Mit der Löschung einer englischen Limited im englischen Handelsregister endet die Vertretungsbefugnis des bisherigen gesetzlichen Vertreters, des Directors. Dies führt dazu, dass die Limited in einem finanzgerichtlichen Prozess grundsätzlich nicht mehr durch ihn vertreten werden kann, obwohl sie nach deutschem Recht für den Prozess noch als fortbestehend anzusehen ist. Die Kosten für einen Prozess hat derjenige zu tragen, der den Prozess veranlasst hat – ggf. auch der Prozessbevollmächtigte.

Hintergrund

Ein deutsches Finanzamt betrieb gegen eine nach englischem Recht errichtete private company limited by shares („Limited“) mit Sitz in England die Festsetzung der Körperschaftssteuer. Denn die Limited hatte ihren Verwaltungs- / Geschäftssitz in Deutschland, von hier aus ihre Geschäfte getätigt und hierbei einen Gewinn aus der Veräußerung eines Grundstücks erzielt.

Zum Zeitpunkt der Steuerfestsetzung war die Limited im englischen Handelsregister (Companies House) jedoch bereits gelöscht. Gleichwohl erließ das Finanzamt einen Steuerbescheid. Nachdem der Einspruch erfolglos geblieben war, erhob eine deutsche Kanzlei im Namen der Limited Klage vor dem Finanzgericht Münster mit dem Ziel, die Vollziehung des Steuerbescheides auszusetzen. Zur Legitimation berief sie sich auf eine vom Director der Limited nach Löschung der Gesellschaft erteilte Prozessvollmacht.

 

Beschluss des FG Münster vom 11.05.2011 (9 V 3872/10)

Das FG Münster entschied nicht in der Sache, sondern wies den Antrag auf Aussetzung der Vollziehung als unzulässig ab, ließ jedoch die Beschwerde zum BFH wegen grundsätzlicher Bedeutung der Sache zu.

Nach Ansicht des FG Münster konnte der Director der im Companies House gelöschten Limited diese nicht mehr wirksam vertreten. Denn nach dem einschlägigen englischen Gesellschaftsrecht hätte dies die (nicht erfolgte) Wiedereintragung der Limited vorausgesetzt.

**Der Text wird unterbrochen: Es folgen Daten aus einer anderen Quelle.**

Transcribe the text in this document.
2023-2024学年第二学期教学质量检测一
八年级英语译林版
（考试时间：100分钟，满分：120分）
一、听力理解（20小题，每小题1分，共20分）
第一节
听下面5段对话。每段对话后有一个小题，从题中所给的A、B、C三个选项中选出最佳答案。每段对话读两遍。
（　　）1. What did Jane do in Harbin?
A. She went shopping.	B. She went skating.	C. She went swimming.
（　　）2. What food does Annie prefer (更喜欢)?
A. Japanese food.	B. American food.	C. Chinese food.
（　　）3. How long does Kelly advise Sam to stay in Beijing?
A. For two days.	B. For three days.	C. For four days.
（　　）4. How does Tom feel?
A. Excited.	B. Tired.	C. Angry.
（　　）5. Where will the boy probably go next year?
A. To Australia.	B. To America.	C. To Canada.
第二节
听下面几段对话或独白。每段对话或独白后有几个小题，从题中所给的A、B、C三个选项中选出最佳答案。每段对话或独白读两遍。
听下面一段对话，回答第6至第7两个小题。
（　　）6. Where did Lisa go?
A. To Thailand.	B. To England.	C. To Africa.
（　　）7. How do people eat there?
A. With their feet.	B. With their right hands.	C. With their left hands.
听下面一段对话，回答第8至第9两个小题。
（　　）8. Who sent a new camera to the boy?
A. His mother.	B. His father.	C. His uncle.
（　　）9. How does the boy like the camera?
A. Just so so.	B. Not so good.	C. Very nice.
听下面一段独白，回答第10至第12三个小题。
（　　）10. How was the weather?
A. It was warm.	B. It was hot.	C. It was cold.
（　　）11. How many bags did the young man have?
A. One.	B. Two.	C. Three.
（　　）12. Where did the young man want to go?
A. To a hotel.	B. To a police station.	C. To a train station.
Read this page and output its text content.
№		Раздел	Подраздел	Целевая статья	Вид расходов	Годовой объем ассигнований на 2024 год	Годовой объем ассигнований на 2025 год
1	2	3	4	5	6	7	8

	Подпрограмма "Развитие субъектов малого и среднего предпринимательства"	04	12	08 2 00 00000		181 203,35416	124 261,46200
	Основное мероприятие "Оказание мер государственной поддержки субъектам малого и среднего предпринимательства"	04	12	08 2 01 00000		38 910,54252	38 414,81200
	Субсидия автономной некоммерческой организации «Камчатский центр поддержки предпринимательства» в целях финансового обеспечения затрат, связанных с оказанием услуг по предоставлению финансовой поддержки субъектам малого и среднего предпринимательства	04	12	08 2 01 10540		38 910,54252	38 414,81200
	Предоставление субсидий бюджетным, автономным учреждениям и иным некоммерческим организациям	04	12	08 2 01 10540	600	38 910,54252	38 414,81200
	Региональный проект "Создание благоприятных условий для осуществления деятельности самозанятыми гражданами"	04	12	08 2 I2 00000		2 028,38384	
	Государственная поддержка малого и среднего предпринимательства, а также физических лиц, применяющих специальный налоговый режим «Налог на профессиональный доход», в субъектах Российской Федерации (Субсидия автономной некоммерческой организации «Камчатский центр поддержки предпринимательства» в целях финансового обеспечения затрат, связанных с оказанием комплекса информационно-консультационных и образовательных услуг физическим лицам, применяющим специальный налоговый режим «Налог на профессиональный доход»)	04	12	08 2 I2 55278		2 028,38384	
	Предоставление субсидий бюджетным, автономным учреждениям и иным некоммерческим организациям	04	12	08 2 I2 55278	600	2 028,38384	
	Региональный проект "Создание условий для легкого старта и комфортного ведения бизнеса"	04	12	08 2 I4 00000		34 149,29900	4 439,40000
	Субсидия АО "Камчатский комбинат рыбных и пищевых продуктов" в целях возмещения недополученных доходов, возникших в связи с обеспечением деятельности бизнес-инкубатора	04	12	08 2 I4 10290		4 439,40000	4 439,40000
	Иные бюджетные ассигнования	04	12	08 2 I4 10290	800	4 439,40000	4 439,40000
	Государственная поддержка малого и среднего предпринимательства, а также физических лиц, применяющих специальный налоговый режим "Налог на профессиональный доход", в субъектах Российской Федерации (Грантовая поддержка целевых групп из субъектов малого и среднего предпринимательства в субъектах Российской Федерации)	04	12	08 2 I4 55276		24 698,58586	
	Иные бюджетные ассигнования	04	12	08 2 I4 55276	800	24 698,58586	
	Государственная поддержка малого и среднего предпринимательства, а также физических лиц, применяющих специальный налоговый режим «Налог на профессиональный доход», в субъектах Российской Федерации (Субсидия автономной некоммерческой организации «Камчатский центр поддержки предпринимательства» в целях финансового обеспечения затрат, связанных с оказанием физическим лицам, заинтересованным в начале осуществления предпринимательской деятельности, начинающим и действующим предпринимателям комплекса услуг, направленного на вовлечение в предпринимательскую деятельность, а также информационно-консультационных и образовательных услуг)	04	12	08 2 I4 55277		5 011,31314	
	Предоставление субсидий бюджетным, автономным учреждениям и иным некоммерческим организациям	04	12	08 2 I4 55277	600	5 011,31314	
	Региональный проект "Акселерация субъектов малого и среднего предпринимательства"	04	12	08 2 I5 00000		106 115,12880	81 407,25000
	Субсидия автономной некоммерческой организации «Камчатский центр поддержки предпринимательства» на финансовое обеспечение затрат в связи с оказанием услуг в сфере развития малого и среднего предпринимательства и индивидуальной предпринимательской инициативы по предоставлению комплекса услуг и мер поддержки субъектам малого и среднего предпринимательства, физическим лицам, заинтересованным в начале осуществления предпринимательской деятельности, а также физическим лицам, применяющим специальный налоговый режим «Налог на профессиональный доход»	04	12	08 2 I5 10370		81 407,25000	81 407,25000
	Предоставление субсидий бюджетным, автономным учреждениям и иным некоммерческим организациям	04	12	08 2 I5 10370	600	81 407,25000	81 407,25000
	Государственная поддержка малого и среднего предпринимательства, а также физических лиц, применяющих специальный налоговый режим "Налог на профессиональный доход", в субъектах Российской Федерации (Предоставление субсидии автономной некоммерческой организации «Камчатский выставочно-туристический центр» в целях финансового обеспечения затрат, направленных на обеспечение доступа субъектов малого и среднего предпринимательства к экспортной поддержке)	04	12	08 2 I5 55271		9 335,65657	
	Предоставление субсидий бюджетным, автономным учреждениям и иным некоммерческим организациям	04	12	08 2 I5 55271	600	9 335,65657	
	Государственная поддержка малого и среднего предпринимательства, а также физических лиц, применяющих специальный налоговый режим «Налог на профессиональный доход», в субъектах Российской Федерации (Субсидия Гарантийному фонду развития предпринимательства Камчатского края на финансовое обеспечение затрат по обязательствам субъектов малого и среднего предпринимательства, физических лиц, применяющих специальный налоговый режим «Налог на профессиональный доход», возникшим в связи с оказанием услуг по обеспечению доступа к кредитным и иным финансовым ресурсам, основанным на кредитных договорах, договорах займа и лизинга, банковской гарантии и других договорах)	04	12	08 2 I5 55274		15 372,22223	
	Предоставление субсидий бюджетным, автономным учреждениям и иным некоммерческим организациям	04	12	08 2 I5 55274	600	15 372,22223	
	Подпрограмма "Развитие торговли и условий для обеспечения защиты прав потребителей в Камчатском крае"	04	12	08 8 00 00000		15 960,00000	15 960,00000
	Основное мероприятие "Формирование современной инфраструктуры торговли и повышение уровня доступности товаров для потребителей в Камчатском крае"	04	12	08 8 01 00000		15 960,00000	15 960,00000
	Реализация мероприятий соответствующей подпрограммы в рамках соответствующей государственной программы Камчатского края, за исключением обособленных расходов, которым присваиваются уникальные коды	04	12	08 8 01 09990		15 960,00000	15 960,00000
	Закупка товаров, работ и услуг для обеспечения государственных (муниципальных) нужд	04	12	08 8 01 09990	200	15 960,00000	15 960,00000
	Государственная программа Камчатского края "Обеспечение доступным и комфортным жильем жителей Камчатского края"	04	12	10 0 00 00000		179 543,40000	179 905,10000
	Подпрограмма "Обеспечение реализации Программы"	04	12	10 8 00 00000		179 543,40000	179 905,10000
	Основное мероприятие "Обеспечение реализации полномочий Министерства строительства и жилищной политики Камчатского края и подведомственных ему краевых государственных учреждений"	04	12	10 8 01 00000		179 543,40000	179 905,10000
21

Eine gelöschte Limited ist – so die Annahme des FG Münster – nach dem englischen Recht als beendet und nicht mehr existent zu behandeln.

Dies gelte jedoch nicht in Deutschland und für die Zwecke der Besteuerung in Deutschland. Hierfür sei die Gesellschaft weiterhin als existent zu behandeln. Nur sei nicht mehr der Director der gelöschten Limited, sondern ein vom Gericht zu bestellender Nachlassliquidator für die Vertretung der gelöschten Limited zuständig. Daher habe die nach Löschung der Limited aus dem Companies House erteilte Vollmacht keine Wirkung für und gegen die gelöschte Limited entfalten können, und der gestellte Antrag auf Aussetzung der Vollziehung sei unwirksam.

 

Anmerkung

Die Entscheidung des FG Münster ist ein schönes Beispiel für die Schwierigkeiten, die im Umgang mit der Limited zunehmend auftreten. Denn in nicht unerheblicher Zahl werden „deutsche“ Limiteds, die ihren tatsächlichen Sitz in Deutschland haben und ihre Geschäftstätigkeit allein in Deutschland entfalten, wegen der Verletzung von Melde- und Informationspflichten aus dem Register des Companies House gelöscht. Nach englischem Gesellschaftsrecht hat dies die Beendigung der Limited zur Folge; etwa noch vorhandene Vermögenswerte fallen der Krone anheim.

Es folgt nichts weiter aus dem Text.